Para mim, esse face-a-face entre Nosso Senhor e Judas é das coisas mais espantosas que um pincel humano tenha pintado. Nosso Senhor está sério e olhando Judas até o fundo da alma. E este procura mentir. É a verdade eterna e subsistente, encarnada, que olha para um homem falso. E Judas, que procura tornar a mentira dele aceitável, abraça Nosso Senhor e O olha com ares de quem pretende ser um grande amigo. Nosso Senhor o fita e lhe diz: “Judas, é com um ósculo que trais o Filho do Homem?” Nosso Senhor recebe com paciência esse beijo imundo, acompanhado  provavelmente de um mau odor asqueroso, cheiro do inferno. Judas nada responde à pungente pergunta do Mestre. Ele trai o Filho de Deus. Depois disso, se porá a delirar e a correr de um lado para outro, até cometer o suicídio.

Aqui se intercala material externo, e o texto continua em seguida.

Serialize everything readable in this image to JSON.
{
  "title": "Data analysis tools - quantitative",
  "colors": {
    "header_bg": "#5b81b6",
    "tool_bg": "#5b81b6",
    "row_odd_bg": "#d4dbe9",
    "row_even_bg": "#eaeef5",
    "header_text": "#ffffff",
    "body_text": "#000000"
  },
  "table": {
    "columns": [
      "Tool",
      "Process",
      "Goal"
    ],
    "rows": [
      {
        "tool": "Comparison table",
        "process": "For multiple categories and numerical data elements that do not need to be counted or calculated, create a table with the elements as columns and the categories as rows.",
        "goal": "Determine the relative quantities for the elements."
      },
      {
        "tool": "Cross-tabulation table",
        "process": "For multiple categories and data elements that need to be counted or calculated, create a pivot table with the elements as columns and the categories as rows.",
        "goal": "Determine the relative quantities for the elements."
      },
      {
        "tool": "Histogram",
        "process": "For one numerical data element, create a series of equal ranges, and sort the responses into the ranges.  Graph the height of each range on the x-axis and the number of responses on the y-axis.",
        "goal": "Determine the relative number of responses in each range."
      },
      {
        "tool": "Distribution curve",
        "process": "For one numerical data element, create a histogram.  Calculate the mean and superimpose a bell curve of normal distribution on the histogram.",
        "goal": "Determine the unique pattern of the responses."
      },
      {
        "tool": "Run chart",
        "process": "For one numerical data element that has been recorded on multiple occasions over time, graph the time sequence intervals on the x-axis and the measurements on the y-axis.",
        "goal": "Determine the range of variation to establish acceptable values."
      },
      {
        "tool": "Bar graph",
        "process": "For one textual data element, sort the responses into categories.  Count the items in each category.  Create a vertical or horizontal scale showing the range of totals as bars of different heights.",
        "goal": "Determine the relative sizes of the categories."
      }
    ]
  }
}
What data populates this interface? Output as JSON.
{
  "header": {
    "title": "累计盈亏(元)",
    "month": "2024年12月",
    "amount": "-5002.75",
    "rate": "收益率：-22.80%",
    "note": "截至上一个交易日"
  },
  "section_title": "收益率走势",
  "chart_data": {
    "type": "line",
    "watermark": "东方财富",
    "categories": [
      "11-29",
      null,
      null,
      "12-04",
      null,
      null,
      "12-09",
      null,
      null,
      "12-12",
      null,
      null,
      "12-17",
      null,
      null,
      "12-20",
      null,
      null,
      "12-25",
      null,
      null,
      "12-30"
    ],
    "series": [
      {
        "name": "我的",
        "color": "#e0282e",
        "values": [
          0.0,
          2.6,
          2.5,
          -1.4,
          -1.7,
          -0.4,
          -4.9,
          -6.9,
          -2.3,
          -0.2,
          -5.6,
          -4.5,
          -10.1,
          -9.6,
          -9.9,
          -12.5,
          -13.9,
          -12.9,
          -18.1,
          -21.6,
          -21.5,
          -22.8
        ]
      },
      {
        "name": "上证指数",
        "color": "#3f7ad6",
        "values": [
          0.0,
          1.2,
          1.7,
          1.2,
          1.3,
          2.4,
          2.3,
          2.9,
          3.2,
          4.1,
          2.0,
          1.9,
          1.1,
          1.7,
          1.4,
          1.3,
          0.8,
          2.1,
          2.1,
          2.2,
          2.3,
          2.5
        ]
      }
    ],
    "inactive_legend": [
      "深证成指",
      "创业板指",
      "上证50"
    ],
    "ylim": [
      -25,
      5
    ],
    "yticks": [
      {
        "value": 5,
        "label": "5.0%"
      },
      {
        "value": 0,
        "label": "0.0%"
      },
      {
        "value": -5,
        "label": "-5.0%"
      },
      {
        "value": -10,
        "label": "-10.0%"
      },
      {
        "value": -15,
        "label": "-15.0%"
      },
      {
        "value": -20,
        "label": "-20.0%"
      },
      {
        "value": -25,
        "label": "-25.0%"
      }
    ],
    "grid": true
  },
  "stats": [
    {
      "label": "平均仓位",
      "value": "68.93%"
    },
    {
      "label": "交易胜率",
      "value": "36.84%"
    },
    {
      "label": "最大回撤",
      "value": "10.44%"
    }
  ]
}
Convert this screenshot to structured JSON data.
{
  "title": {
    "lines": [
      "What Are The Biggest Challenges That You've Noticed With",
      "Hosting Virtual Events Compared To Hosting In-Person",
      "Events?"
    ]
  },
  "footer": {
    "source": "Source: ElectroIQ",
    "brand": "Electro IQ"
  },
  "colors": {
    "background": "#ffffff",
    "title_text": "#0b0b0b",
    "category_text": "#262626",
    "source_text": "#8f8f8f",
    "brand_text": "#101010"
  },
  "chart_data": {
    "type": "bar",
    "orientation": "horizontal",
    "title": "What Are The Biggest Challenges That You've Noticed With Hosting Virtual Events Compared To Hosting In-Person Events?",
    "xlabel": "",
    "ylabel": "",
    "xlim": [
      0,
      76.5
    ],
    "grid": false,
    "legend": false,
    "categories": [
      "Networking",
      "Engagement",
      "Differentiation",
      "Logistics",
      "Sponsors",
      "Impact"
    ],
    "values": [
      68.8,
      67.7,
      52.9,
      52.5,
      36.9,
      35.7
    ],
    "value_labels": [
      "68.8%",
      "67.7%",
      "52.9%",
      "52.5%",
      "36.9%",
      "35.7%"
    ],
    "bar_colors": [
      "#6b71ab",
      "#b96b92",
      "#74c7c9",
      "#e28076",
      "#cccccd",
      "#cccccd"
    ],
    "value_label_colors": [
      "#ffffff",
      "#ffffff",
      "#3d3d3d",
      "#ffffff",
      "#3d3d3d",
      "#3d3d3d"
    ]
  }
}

Nesta cena, Giotto quis representar em Nosso Senhor Jesus Cristo o sumo de todos os predicados intelectuais e morais. E em Judas, o sumo de todas as abjeções. Daí os recursos de que ele se serviu. Primeiro, a diferença entre as duas cabeças. A de Nosso Senhor é provida com certa largueza de cabelo, digna, composta, sem espalhafato. A de Judas, pelo contrário, está coberta com uma grenha suja, abundante, que ele procurou pentear bem antes de cometer seu crime infame, a fim de que nada atrapalhasse o “bom negócio” que ia fazer. Era preciso que tudo se passasse com ares de cordialidade.

Então, ele se enfeitou. Mas é patente a desordem capilar dele em contraste com a proporção e a ordenação adequada dos cabelos de Nosso Senhor. A barba do Divino Mestre é de boas dimensões, dispondo-se belamente em cima da pele, com muita mesura e harmonia. O mesmo deve-se dizer do bigode. Já a barba de Judas é feita de uns fios raros, formando arquipélagos peludos em certos lugares do rosto, confundindo-se com a própria carnatura, e mais nada. Além disso, a parte que vai do alto da maçã do rosto até o queixo é enormemente desenvolvida em comparação com a de Nosso Senhor, em quem tudo é proporcionado.

Judas dá a impressão de uma gulodice sórdida e horrorosa. Nosso Senhor, a de uma austeridade delicada e verdadeiramente divina.